Grazie alla parabola (ea mio padre) parlo l’arabo. Ma oggi le …

Il modo migliore per renderci conto dei cambiamenti è quello di osservare ciò che ci circonda, a volte è più efficace di libri, tesi, relazioni di sociologia, storia, statistiche, psicologia, urbanistica e quant’altro. Non so se ci avete fatto caso, ma avete mai visto antenne paraboliche o satellitari nelle vie del centro, nelle aree cosiddette “fashion”?  Assolutamente no, almeno non in bella vista. Mentre, basta attraversare la circonvallazione di Milano per ritrovarsi in uno scenario tipicamente da banlieue parigina o da ex quartieri-dormitorio statali di Praga.

Migliaia di apparecchiature agganciate su balconi, finestre e tetti, si sono negli ultimi decenni affacciate prepotentemente nello scenario urbano meneghino e non solo. Le prime antenne satellitari le notai per la prima volta a Praga durante una gita scolastica e rimasi colpita dal loro numero inquietante, mi chiedevo da cosa stessero fuggendo? Che cosa volevano vedere dall’altra parte?  All’epoca, gli abitanti dell’Est Europeo erano realmente affascinati e attirati da ciò che gli avveniva intorno, a pochi chilometri di distanza, la voglia di Occidente era tanta, si desiderava l’altro spiandolo, sperando un giorno di raggiungerlo per fare propria quella vita lì, appropriarsene.

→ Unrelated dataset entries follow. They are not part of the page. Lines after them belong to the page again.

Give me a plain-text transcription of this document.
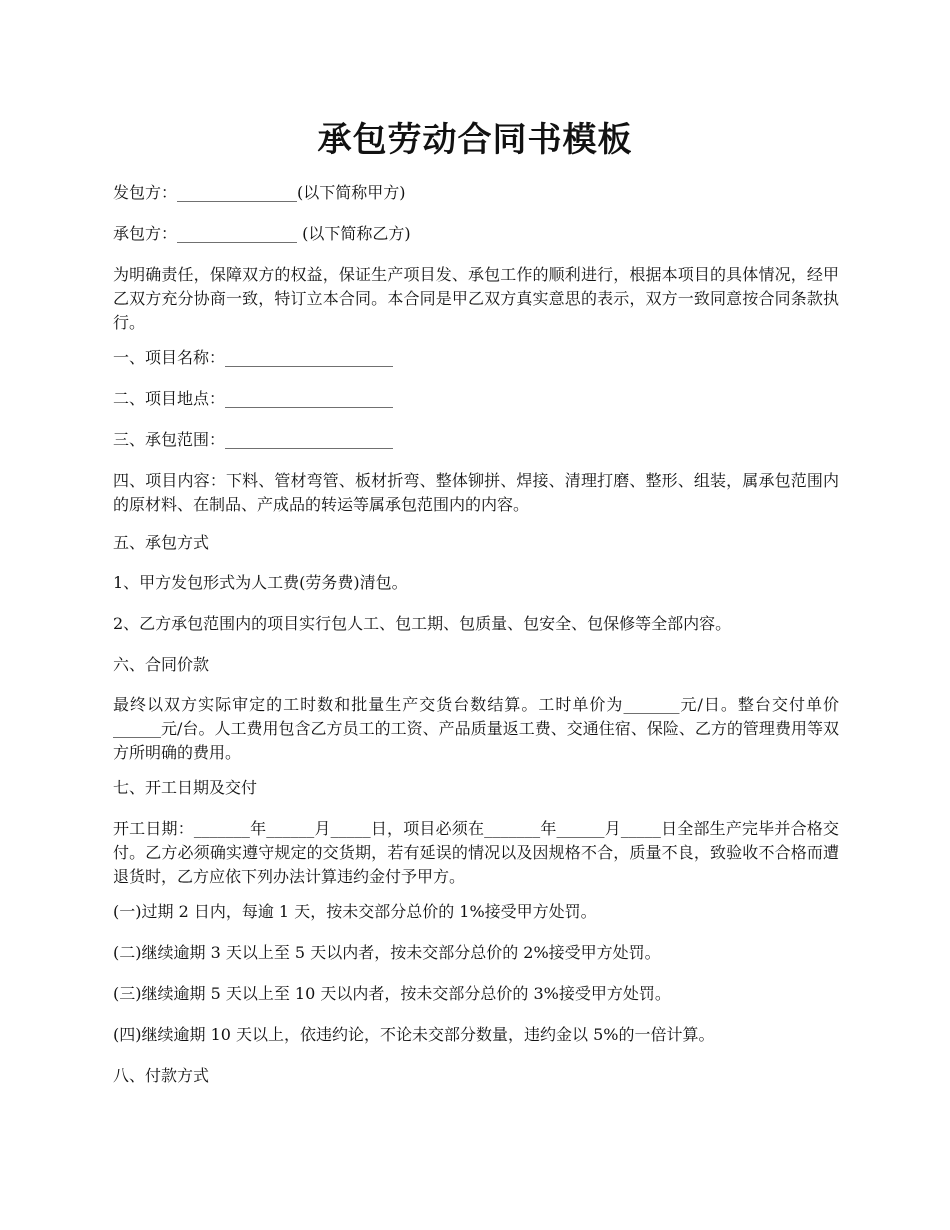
承包劳动合同书模板

发包方：_______________(以下简称甲方)

承包方：_______________ (以下简称乙方)

为明确责任，保障双方的权益，保证生产项目发、承包工作的顺利进行，根据本项目的具体情况，经甲乙双方充分协商一致，特订立本合同。本合同是甲乙双方真实意思的表示，双方一致同意按合同条款执行。

一、项目名称：_____________________

二、项目地点：_____________________

三、承包范围：_____________________

四、项目内容：下料、管材弯管、板材折弯、整体铆拼、焊接、清理打磨、整形、组装，属承包范围内的原材料、在制品、产成品的转运等属承包范围内的内容。

五、承包方式

1、甲方发包形式为人工费(劳务费)清包。

2、乙方承包范围内的项目实行包人工、包工期、包质量、包安全、包保修等全部内容。

六、合同价款

最终以双方实际审定的工时数和批量生产交货台数结算。工时单价为_______元/日。整台交付单价______元/台。人工费用包含乙方员工的工资、产品质量返工费、交通住宿、保险、乙方的管理费用等双方所明确的费用。

七、开工日期及交付

开工日期：_______年______月_____日，项目必须在_______年______月_____日全部生产完毕并合格交付。乙方必须确实遵守规定的交货期，若有延误的情况以及因规格不合，质量不良，致验收不合格而遭退货时，乙方应依下列办法计算违约金付予甲方。

(一)过期 2 日内，每逾 1 天，按未交部分总价的 1%接受甲方处罚。

(二)继续逾期 3 天以上至 5 天以内者，按未交部分总价的 2%接受甲方处罚。

(三)继续逾期 5 天以上至 10 天以内者，按未交部分总价的 3%接受甲方处罚。

(四)继续逾期 10 天以上，依违约论，不论未交部分数量，违约金以 5%的一倍计算。

八、付款方式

Mi ricordo ancora mio padre quando nel 1992 si presentò in casa con antennista e parabola satellitare pronta per l’installazione.  Apriti cielo.

I miei vicini di casa non erano d’accordo, pensavano fosse un apparecchio spionistico, da “terrorista”, e poi rovinava la facciata del condominio…capirai.

Ma cusel’è chel rob lì???, chiedevano. Mi ricordo la sciura Eugenia, che abitava accanto a casa mia, che continuava a dire: ma non è che fai la spia?

Povero papà, per diversi giorni dovette ininterrottamente spiegare a ogni condomino giustamente incuriosito che serviva solo per poter accedere ai canali televisivi dei Paesi arabi (e non solo, volendo). Mio padre aveva pensato che sarebbe stato un modo per farmi conoscere il mio Paese d’origine, la mia cultura, la musica araba, le tradizioni che difficilmente avrei conosciuto guardando BIM BUM BAM o Non è la Rai (giuro che non lo vedevo, l’ho citato per rendere l’idea dei programmi dell’epoca!). E mai scelta fu più azzeccata.

In poco tempo non solo canticchiavo in arabo canzoni di artisti nuovi o vecchie glorie, ma riconoscevo attori, seguivo musalsalat (soap-opera) che nel mondo arabo sono un’istutuzione dei palinsesti televisivi, una programmazione sistematica con tanto di premiazioni a fine stagione, un po’ come i Grammies negli USA, ma soprattutto divenni una esperta di modi di dire, barzellette, slang, neologismi e proverbi.

Devo realmente ringraziare mio padre per questa scelta, perché se oggi parlo correttamente l’arabo, oltre alle lezioni impartite dal mio insegnante, ha giocato un ruolo fondamentale la televisione. Direi davvero una scelta lungimirante, che cerco di seguire anche io.

Si potrebbe dire che l’opposto è quello che avviene oggi, a molte donne arrivate grazie ai ricongiungimenti famigliari, che di professione fanno le “mogli-sforna bimbi” di uomini immigrati, almeno io le definisco così, spero non me ne vogliano. Sono migliaia, la maggior parte musulmane, barricate nelle loro case, chiuse in un mondo che non hanno mai lasciato realmente, tutto il giorno a guardare esclusivamente programmi arabi, sentire musica araba, telegiornali arabi, la Rai?, non sanno neppure cosa sia.

Si può dire che sono in Italia fisicamente, ma con la mente sono rimaste nel loro Paese d’origine. Personalmente ne conosco parecchie, e mi capita di rimanere allibita quando mi dicono di non saper ancora parlare l’italiano e magari risiedono qui da 6 o 7 anni. Iniziano ad avere difficoltà e desiderio di “aprirsi” quando i loro figli accedono all’istruzione elementare, vuoi perché devono mettersi in contatto con maestre e docenti, vuoi per aiutare e capire meglio il mondo e le esigenze dei loro figli. Forse nel loro caso le antenne satellitari rappresantano il mondo al quale vorrebbero con difficoltà rimanere aggrappate con le unghie, appartenere, ritornare, un modo per non sentirsi estranee, ma continuare a vivere in  un quotidiano virtuale e falsato, perché poi, basta affacciarsi alla finestra e scorgere il tram o l’autobus arancione sotto casa per rendersi conto di non essere a il Cairo o a Rabat, ma solo a Milano.